2. Ostatnie życzenie

118 12 19
                                    

– Tak wyglądają twoje spotkania rodzinne? – zakpił Teodor, zakładając ramiona na piersi.

Zgromiłem go wzrokiem, lecz nie odpowiedziałem. Przysięgam, że nie chciałem się z nimi kłócić. Nie, gdy sytuacja wymagała zupełnie innej dyskusji.

– Dlaczego z nimi nie dyskutowałeś?! – włączyła się Sky, która była najbardziej wściekła z całej czwórki. – Mam ci przypomnieć, że Noemi właśnie walczy o życie?!

Nie musiała tego robić. Przypominała o tym za każdym razem, gdy robili dłuższy przystanek w przeciągu tych trzech dni. Mało ją obchodziło, że Teodor, czy pies Lydii potrzebował odpoczynku. Jak nikt inny rozumiałem jej frustrację, choć z całych sił starałem się zatrzymywać ją w sobie.

– Nie znam ich – zacząłem się tłumaczyć, sam będąc coraz bardziej wściekły na sytuację – Ale patrząc na to, że mierzyli do nas z sześciu pistoletów, sugerował mi, że są zdolni do wszystkiego! Nie zachowujcie się tak, jakbyście byli niezwyciężeni, a moje nazwisko cokolwiek znaczyło.

Abstrahując od tego, że i tak nie mieli zamiaru uwierzyć w moje pochodzenie, dodałem w myślach.

Przymknąłem oczy, aby się uspokoić. Naprawdę nie chciałem na nich naskakiwać. W tym bagnie znaleźliśmy się razem. Problem jednak stanowiło to, że w bagnie nie dało się pływać, a czym dłuższej w nim człowiek przebywał, tym miał większą szansę na utonięcie. Musieliśmy się wydostać i to jak najszybciej.

Podszedłem do jednej z wilgotnych ścian, zaczynając się zastanawiać, jakie mamy możliwości. Pomieszczenie było zamknięte, nie było w nim nawet okna, a jedyna smuga światła docierała spod drzwi, które były zamknięte na cztery spusty. Możliwe nawet, że ktoś nas pilnował. Nie byłem pewien, czy chcą nas tu przetrzymywać wieczność, czy jedynie upewnić się, że nie jesteśmy realnym zagrożeniem. Jednak pewne było to, że nie chcieli i nie mieli zamiaru nas słuchać, a nam kończył się czas. Trzy dni zajęło nam znalezienie tego przeklętego miejsca. O trzy dni za dużo, zważając, że Noemi była w śmiertelnym niebezpieczeństwie i nikt z nas nie wiedział, co się z nią działo. Teodor nie był w stanie jej namierzyć, podobnie jak kilka dni temu mojego ojca oraz Rochesterów. Jakby ktoś blokował dostęp.

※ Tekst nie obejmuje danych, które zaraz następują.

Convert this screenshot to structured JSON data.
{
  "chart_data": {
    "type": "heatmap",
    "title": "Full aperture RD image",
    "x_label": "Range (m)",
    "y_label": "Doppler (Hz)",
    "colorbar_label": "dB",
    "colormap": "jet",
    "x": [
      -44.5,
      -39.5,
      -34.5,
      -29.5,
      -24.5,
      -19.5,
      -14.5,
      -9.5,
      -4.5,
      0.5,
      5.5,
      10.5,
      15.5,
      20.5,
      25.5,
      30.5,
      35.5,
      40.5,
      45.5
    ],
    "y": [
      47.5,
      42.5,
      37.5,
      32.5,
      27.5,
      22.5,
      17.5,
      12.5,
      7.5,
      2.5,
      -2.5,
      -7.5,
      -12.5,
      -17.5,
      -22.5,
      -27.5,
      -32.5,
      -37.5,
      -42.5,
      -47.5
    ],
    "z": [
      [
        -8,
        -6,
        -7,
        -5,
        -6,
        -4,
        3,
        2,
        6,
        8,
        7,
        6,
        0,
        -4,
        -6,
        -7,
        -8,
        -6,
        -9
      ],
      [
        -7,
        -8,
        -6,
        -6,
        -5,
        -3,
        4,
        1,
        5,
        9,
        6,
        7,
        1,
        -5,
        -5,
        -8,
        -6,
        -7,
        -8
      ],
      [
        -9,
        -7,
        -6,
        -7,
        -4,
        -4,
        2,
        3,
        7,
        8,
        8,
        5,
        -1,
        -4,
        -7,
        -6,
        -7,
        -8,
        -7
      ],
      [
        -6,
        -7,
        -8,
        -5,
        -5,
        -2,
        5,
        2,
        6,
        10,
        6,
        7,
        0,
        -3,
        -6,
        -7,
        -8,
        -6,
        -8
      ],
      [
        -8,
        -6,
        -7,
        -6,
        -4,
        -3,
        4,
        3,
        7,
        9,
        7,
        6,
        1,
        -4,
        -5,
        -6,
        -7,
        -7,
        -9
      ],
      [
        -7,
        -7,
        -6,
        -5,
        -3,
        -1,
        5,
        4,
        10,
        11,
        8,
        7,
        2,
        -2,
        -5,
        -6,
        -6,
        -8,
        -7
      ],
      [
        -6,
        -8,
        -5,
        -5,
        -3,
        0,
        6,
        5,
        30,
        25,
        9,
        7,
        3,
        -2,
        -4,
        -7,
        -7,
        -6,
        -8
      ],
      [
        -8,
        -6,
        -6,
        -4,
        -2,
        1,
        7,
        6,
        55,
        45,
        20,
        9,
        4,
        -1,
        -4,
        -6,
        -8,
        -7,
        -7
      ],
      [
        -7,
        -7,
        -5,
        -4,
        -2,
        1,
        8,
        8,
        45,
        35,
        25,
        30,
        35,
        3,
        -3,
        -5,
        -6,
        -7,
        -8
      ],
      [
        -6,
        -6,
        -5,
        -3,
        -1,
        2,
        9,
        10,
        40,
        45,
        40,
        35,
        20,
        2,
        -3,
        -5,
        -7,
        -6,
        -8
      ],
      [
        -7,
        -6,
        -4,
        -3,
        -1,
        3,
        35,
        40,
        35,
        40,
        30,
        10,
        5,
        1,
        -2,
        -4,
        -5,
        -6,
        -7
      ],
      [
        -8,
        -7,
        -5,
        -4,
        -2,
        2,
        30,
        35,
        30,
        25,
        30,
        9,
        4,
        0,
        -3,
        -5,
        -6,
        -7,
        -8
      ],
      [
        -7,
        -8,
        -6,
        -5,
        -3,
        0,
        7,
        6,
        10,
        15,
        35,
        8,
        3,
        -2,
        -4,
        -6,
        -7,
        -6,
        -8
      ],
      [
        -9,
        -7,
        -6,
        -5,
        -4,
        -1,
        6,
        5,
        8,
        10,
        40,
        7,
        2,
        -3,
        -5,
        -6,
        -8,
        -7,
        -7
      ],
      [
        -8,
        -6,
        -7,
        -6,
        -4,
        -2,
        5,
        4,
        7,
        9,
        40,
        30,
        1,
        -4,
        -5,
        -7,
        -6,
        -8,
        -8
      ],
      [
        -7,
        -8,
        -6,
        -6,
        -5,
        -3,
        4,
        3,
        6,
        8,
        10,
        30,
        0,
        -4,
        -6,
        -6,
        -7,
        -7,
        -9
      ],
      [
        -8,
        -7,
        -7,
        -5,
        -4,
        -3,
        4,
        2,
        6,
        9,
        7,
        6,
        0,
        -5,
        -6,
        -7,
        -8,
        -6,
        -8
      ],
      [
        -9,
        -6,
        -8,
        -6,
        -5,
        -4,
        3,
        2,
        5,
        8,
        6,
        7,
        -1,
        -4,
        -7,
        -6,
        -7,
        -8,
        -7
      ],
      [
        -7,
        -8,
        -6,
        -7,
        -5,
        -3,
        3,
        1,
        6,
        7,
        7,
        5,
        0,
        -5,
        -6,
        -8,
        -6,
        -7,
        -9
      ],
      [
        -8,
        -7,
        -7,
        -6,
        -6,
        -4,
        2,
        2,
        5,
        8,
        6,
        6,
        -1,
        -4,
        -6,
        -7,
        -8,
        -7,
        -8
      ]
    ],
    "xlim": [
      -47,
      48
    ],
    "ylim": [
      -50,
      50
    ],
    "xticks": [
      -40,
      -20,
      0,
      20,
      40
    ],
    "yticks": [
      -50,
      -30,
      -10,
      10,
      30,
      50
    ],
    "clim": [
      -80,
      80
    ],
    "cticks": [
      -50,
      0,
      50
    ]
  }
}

W tym wszystkim nie miałem również pewności, że mój ojciec znajdował się w tym właśnie budynku. W końcu mógł być wszędzie, mogli gdzieś wyjechać, czegoś poszukiwać. W końcu Oliver nie miał z nimi kontaktu od trzech dni. Czy Rochester mógłby zacząć się tym martwić? Czemu właściwie Oliver postanowił znaleźć się w mieście, w którym byli? Czy poczuł, że Teodor próbował przebić się przez barierę?

– Nie zabiliby nas... to było tylko ostrzeżenie – wtrącił Teodor, zupełnie niewzruszony moimi argumentami.

– Tak odczytałeś z ich myśli? – spytałem.

– Nie, ale...

– To ludzie Rochestera. Z pewnością są tacy jak ja, czy Noemi. Są ścigani za to, że żyją. Myślisz, że chcą tylko ostrzegać? – przerwałem mu, bo słowo „nie" w zupełności mi wystarczyło.
Miałem dość.

– Nie kłóćcie się – wtrąciła Lydia – Powinniśmy ustalić, jak się stąd wydostać. Cudownie by było w jednym kawałku.

Zacisnąłem szczękę. Sky w poprzednich słowach miała rację – nie mogliśmy tracić czasu na bezsensowne czekanie. Nie, gdy nie mieliśmy pewności co do sytuacji Noemi oraz Olivera. Znów się rozejrzałem. Musieliśmy postawić wszystko na jedną kartę.

– Wprowadzili nas do posiadłości – zacząłem. – Teodor, jeśli przyjrzałeś się głównemu wejściu, to przeniesiesz mnie na schody, a ja znajdę ojca.